I have built an Angular application which uses lazy loading. Throughout the application if there is a 1:1 relationship between a component and service I have structured my code as below:
@Injectable()
export class ContactFormService {
....stuff...
}
@Component({
selector: 'app-contact',
templateUrl: './contact.component.html',
styleUrls: ['./contact.component.scss'],
providers: [ ContactFormService ]
})
export class ContactComponent {
....stuff...
}
As you can see I've directly added the service as one of the providers, rather than using @Injectable({ providedIn: 'root' })
.
At the time I thought it would help any potential issues around using a singleton, should this service be used in a different component and lose that 1:1 relationship.

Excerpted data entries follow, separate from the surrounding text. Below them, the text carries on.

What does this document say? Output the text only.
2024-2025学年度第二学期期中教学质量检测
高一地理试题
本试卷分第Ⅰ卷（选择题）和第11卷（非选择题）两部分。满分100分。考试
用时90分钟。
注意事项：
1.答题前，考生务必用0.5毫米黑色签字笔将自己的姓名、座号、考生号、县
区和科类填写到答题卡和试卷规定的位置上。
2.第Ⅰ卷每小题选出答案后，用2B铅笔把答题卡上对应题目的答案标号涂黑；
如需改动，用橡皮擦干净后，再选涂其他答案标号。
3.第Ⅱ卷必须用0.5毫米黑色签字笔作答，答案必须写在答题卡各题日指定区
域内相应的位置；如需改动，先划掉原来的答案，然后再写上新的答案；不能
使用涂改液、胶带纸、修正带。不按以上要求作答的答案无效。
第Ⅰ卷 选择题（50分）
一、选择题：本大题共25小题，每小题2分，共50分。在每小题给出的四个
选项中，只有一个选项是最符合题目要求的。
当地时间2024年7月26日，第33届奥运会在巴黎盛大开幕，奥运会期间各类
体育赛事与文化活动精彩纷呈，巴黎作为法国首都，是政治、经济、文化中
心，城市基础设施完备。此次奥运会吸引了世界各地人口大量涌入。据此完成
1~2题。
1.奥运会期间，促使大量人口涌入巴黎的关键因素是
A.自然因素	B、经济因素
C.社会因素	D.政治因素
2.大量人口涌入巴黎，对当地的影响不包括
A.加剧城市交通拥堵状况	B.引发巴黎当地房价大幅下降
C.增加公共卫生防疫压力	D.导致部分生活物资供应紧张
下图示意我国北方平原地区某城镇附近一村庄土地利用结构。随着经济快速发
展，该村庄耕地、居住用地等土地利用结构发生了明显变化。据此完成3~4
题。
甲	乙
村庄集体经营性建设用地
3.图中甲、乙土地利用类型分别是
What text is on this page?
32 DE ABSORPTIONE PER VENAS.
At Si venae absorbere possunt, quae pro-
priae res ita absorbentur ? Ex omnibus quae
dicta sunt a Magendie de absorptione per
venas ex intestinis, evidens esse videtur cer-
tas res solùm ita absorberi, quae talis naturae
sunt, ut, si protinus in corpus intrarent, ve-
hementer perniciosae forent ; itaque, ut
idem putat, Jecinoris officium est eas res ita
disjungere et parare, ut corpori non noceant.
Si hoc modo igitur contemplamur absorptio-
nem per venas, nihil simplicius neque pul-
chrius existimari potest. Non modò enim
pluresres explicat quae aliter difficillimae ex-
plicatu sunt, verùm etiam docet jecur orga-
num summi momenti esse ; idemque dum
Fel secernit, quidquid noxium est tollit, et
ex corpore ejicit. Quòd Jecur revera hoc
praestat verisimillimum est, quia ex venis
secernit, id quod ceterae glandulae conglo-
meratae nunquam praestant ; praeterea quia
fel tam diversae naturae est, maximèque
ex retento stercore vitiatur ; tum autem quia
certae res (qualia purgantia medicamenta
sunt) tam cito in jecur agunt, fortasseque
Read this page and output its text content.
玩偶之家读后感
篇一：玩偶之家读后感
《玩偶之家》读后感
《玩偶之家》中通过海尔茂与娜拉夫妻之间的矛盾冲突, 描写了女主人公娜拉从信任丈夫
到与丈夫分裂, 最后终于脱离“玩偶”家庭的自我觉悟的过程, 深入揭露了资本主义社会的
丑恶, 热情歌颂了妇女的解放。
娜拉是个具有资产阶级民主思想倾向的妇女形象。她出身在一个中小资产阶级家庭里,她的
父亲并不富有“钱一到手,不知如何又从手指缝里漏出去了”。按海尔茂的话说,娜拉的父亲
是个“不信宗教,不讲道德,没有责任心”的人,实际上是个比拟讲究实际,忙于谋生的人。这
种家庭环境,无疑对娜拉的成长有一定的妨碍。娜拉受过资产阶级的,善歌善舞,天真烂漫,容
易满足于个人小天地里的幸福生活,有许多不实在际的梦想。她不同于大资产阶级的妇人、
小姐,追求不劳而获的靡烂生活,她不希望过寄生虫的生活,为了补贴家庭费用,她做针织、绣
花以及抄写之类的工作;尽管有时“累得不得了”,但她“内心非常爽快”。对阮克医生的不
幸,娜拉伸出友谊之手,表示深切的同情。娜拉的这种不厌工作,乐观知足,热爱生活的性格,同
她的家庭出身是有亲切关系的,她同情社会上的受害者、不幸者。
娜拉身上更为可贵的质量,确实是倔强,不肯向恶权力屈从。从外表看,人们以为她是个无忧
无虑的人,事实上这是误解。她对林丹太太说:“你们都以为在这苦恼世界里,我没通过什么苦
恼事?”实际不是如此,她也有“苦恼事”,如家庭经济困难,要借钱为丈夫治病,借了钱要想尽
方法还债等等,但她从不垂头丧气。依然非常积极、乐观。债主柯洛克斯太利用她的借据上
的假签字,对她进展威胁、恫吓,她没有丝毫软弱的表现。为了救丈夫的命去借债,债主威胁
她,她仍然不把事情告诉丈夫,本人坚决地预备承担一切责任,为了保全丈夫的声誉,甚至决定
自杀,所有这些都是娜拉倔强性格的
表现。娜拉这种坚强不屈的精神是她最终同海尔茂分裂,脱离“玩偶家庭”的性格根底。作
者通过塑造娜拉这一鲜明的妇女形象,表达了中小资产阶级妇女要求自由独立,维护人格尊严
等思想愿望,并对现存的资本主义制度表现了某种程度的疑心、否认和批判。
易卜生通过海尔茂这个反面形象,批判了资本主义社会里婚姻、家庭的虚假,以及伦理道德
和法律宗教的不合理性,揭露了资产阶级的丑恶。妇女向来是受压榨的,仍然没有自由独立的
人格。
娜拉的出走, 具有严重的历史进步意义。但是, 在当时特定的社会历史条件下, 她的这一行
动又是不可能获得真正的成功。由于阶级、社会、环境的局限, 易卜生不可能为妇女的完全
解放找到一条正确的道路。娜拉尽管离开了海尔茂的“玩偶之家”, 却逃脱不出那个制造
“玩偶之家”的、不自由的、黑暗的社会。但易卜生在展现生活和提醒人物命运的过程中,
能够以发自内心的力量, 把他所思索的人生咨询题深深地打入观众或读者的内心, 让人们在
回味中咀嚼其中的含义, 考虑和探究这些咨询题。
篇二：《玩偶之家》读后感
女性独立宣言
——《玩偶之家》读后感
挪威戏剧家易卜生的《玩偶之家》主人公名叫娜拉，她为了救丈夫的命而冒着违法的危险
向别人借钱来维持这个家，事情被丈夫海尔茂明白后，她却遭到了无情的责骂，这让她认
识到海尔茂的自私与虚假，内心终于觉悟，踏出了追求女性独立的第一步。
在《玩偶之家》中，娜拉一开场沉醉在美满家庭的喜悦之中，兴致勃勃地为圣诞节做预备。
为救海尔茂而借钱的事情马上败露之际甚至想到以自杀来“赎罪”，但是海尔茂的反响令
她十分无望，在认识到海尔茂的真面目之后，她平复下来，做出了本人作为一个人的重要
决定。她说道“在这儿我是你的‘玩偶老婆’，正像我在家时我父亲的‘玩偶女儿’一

The side effect that I have noticed is that when writing unit tests I have to add overrideComponent()
to the configuration
I have to do this (NOTE: I have to override the provided service):
TestBed.configureTestingModule({
declarations: [ContactComponent]
})
.overrideComponent(ContactComponent,
{ set: { providers: [{ provide: ContactFormService, useValue: contactFormServiceSpyObj }] }})
.compileComponents();
Instead of this:
await TestBed.configureTestingModule({
providers: [
{ provide: ContactFormService, useValue: contactFormServiceSpyObj }
],
declarations: [ ContactComponent ]
}).compileComponents();
This has made me wonder am I following a really bad practice? and if so, what circumstances would be suitable to inject a service in the way that I am doing so?
I understand that @Injectable({ providedIn: 'root' })
helps with the tress shaking process when building the application
I see nothing wrong with what you're doing - I also add services to component providers when I want them to be exclusive to the component instance (and possibly the children).
You should remember though to clean up resources on ngOnDestroy
method in the service . (Yes, angular calls ngOnDestroy
on services).
In situations where only one component instance is displayed at once I prefer a different approach to component provider. I use a singleton service provided in root and call an initialization method of the service on the component ngOnInit
. In that method I clean up any resources left over from previous component instance. That comes really handy when I'm using a single application wide state tree and I don't want to generate keys for each component separately.